15/07/2024
Irritations linguistiques LXIX
Déjà la messagerie électronique (mél.), après des dizaines d’années à désapprendre la langue écrite par la faute du téléphone, avait porté un coup assez rude à l’orthographe en remettant devant leur feuille blanche (ou plutôt leur clavier) des millions de Français… mais alors que dire des fameux « réseaux sociaux » ! Même dans des messages (des « billets ») très courts (puisque c’est leur principe, et leur avantage aux yeux de tous ces gens pressés), les « fautes d’orthographe » pullulent ; même dans un réseau comme LinkedIn, censé être professionnel et donc sans doute « éduqué », voire « cultivé ».
Je me fais un devoir (et non un plaisir comme certains semblent le penser !) de rétablir « en commentaire » dans le réseau les formules correctes. Et c’est l’occasion pour moi de renouer dans ce blogue avec l’une de mes suites de billets favorites : mes irritations linguistiques (le soixante-neuvième épisode), et de dresser un florilège des « fautes » les plus courantes, sans verser ni dans l’académisme ni dans la névrose obsessionnelle !
À tout seigneur tout honneur : les verbes pronominaux. Il est en de plusieurs sortes mais voyons celle qui pose problème à nos journalistes en herbe du quotidien, à travers un exemple facile à retenir : « Lady Chatterley s’est donnée à son garde-chasse » et « Madame H. s’est donné pour but de végétaliser Paris ». Quelle différence ? Dans le premier cas, on peut remplacer « s’est donné » par « a donné elle », ce qui fait qu’il faut accorder le participe passé avec le sujet (féminin), donc on écrit « s’est donnée ». Dans le second cas, la substitution donnerait « a donné À elle », donc on n’accorde pas car « elle » n’est pas un complément d’objet direct.
J’avoue qu’il y a une difficulté supplémentaire quand le participe passé est suivi d’un infinitif ! Car dans ce cas, le « s’ » est complément d’objet direct de l’infinitif, et donc pas d’accord ! On aimerait en conséquence ne pas lire, sous la plume d’Hugo Clément, journaliste, animateur et producteur : « Ce jour où toute l’équipe de #Sur le front s’est faite arrêter et embarquer en Australie » ! (il faut remplacer mentalement « s’est fait arrêter » par « a fait arrêter elle »).
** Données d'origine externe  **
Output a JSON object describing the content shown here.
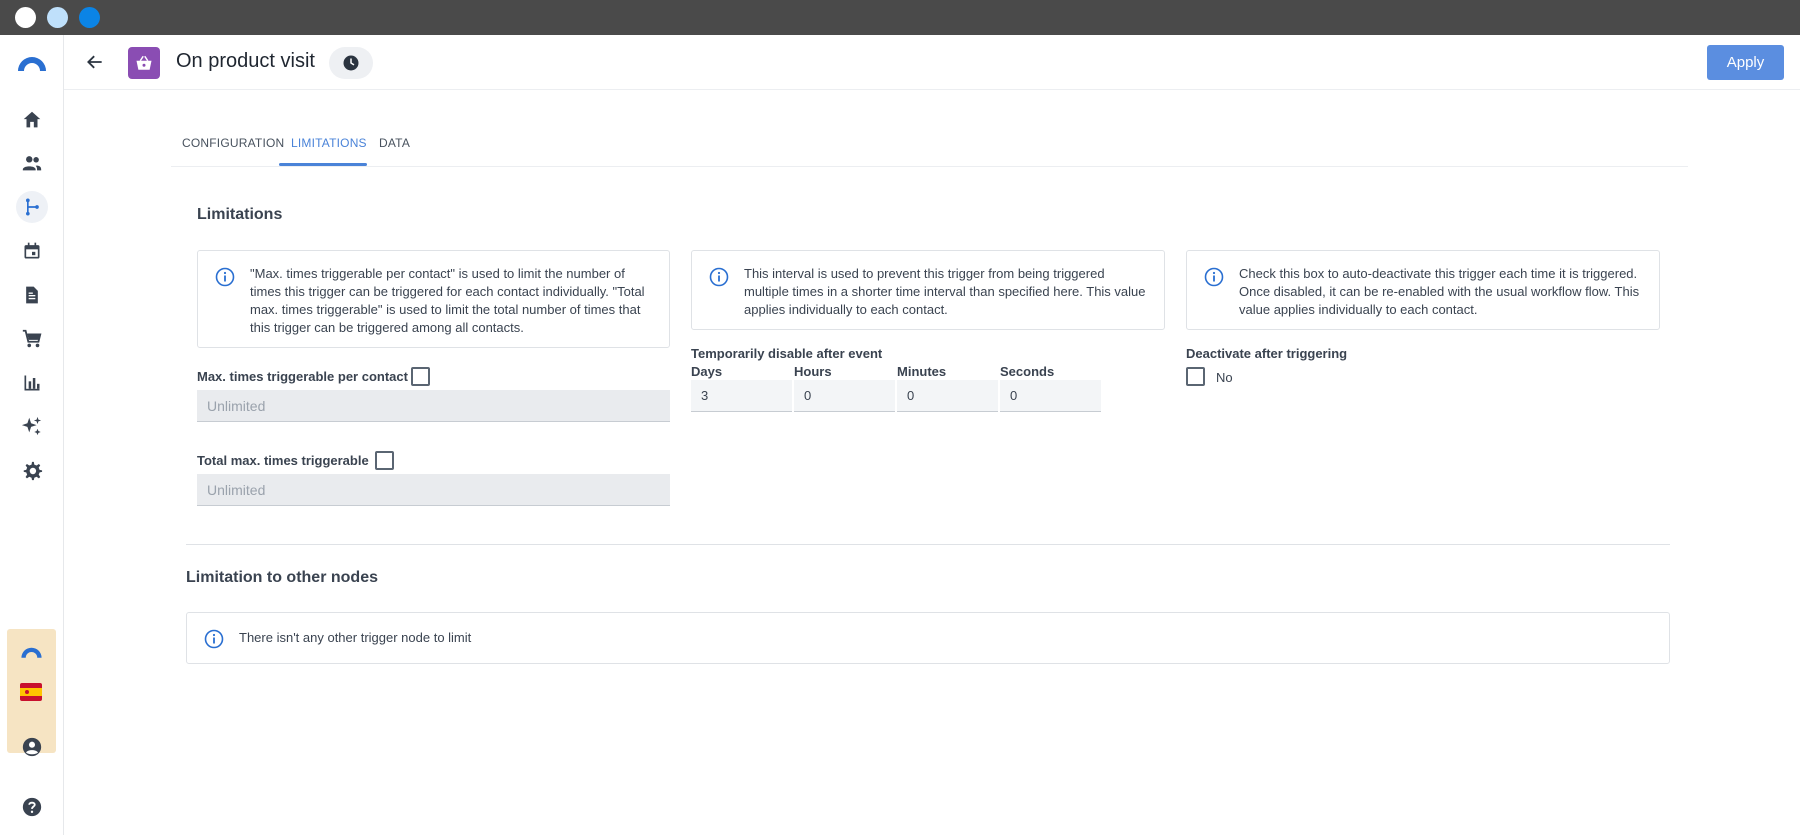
{
  "header": {
    "title": "On product visit",
    "apply_label": "Apply"
  },
  "tabs": [
    {
      "label": "CONFIGURATION",
      "active": false
    },
    {
      "label": "LIMITATIONS",
      "active": true
    },
    {
      "label": "DATA",
      "active": false
    }
  ],
  "limitations": {
    "title": "Limitations",
    "info_max_times": "\"Max. times triggerable per contact\" is used to limit the number of times this trigger can be triggered for each contact individually. \"Total max. times triggerable\" is used to limit the total number of times that this trigger can be triggered among all contacts.",
    "info_interval": "This interval is used to prevent this trigger from being triggered multiple times in a shorter time interval than specified here. This value applies individually to each contact.",
    "info_deactivate": "Check this box to auto-deactivate this trigger each time it is triggered. Once disabled, it can be re-enabled with the usual workflow flow. This value applies individually to each contact.",
    "max_per_contact_label": "Max. times triggerable per contact",
    "max_per_contact_placeholder": "Unlimited",
    "total_max_label": "Total max. times triggerable",
    "total_max_placeholder": "Unlimited",
    "temp_disable_label": "Temporarily disable after event",
    "days_label": "Days",
    "hours_label": "Hours",
    "minutes_label": "Minutes",
    "seconds_label": "Seconds",
    "days_value": "3",
    "hours_value": "0",
    "minutes_value": "0",
    "seconds_value": "0",
    "deactivate_label": "Deactivate after triggering",
    "deactivate_value_label": "No"
  },
  "other_nodes": {
    "title": "Limitation to other nodes",
    "info": "There isn't any other trigger node to limit"
  },
  "colors": {
    "accent": "#4a83d8",
    "apply": "#5b8ee0",
    "node_icon": "#8a4db3"
  }
}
Plus sophistiqué en quelque sorte, plus classe vu de l’élite, plus « start up Nation », l’irrésistible « définitivement » en traduction de « definitely » ! Rappelons que ce terme anglais signifie « vraiment »… On est donc chagriné de lire sous la plume de l’excellente Annick : « Dans 80 jours, ce sera définitivement plus simple ».
Beaucoup plus fréquente, sans aucun snobisme ni aucune provocation, la confusion généralisée entre le futur et le conditionnel. Lisons par exemple Xavier D. à propos des dernières élections législatives : « Si je ne m’intéressais qu’à mes intérêts économiques, je voterai Macron ». Mauvaise pioche ! C’est un conditionnel, donc on met un « s ». Et aussi : « Je serais là ! Bonne journée » (Philippe). Erreur sur le « s » ou alors il manque une partie de phrase (par exemple : « si j’avais vraiment envie de venir »…). Et encore Christian M. qui écrit ce matin : « j’aimerai bien savoir quel aurait été la réaction de Narcisse à la place de Trump??? ». Ouh là là ! Pas de majuscule en début de phrase, pas de « s » au verbe aimer, pas de féminin à « quelle » en accord avec « réaction », pas de blanc insécable avant « ? », deux « ? » inutiles ! Tout faux (en non pas Tous faux, voir plus loin…).
Heureusement on lit souvent aussi : « Je pense que je pourrais y participer (si quoi ?) » (Gilles) et « Si vous m’acceptez, je pourrai participer » (Stéphane). Et c’est évidemment correct. Dans le second cas une phrase comme « Si vous m’acceptiez, je pourrais participer » aurait eu quasiment le même sens, sauf que, utilisant les modes Subjonctif et Conditionnel à la place de l’Indicatif, l’auteur aurait laissé subsister un flou sur sa participation, même après l’acceptation envisagée…
En résumé : « futur = pas de « s » + prononciation « é » + événement certain », alors que « conditionnel = avec « s », prononciation « è », événement possible sous condition ».
Plus subtile, il y a aussi la confusion entre « tout » et « tous » ; par exemple, dans les phrases « tout bronzés » et « tous bronzés », les deux mots n’ont pas le même statut ; « tout » est un adverbe, que l’on peut remplacer mentalement par « entièrement » ; il est donc invariable…
Quant à « tous bronzés », cela signifie évidemment qu’il n’y a pas un gars qui ne soit pas bronzé.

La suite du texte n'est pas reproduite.